Line 85: no need to mention that "g(x) > -\infty for all x" since the range is assumed to be (-\infty, \infty].
Theorem 1: the option I and II are only defined in the appendix. better mention them in the main text (or at least say "see appendix"). The calculations and notations in the proofs of Theorem 1 and 2 are a little sloppy: when theta > 1/2, the rate does not depend on epsilon (the target accuracy) at all? Some more details between say line 68 and line 69 are needed.
Section 4: Can one develop a similar proof for the objective value gap? Is it because of the DUAL algorithm you use to solve Eq (8) that limits the guarantee to the minimal gradient?
Can we say anything about the dependence of the constants theta and c on the dimension and the number of samples? It could be possible that a linear rate is in fact worse than a sublinear rate if such dependence is not carefully balanced.

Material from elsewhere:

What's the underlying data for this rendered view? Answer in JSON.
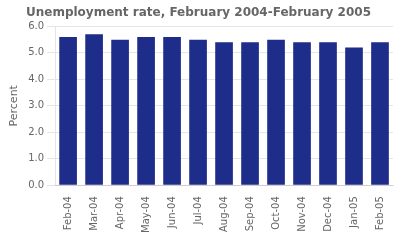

Experiments: On some datasets (cpusmall and bodyfat), why proximal gradient takes so many more iterations? This looks a little unusual. How many of the proximal mappings are spent on searching for the step size (for each method)? Also, to give a fuller picture, maybe also include the result for the decrease of the objective values. Another observation here: is it really meaningful to consider an absolute epsilon = 10^{-6} say? For optimization per se, sure. But what if say we only care about the classification accuracy? Would it be possible that an solution at epsilon = 10^{-3} already gives us comparable classification accuracy? (This should be easy to verify since the authors did experiment with a classification dataset.)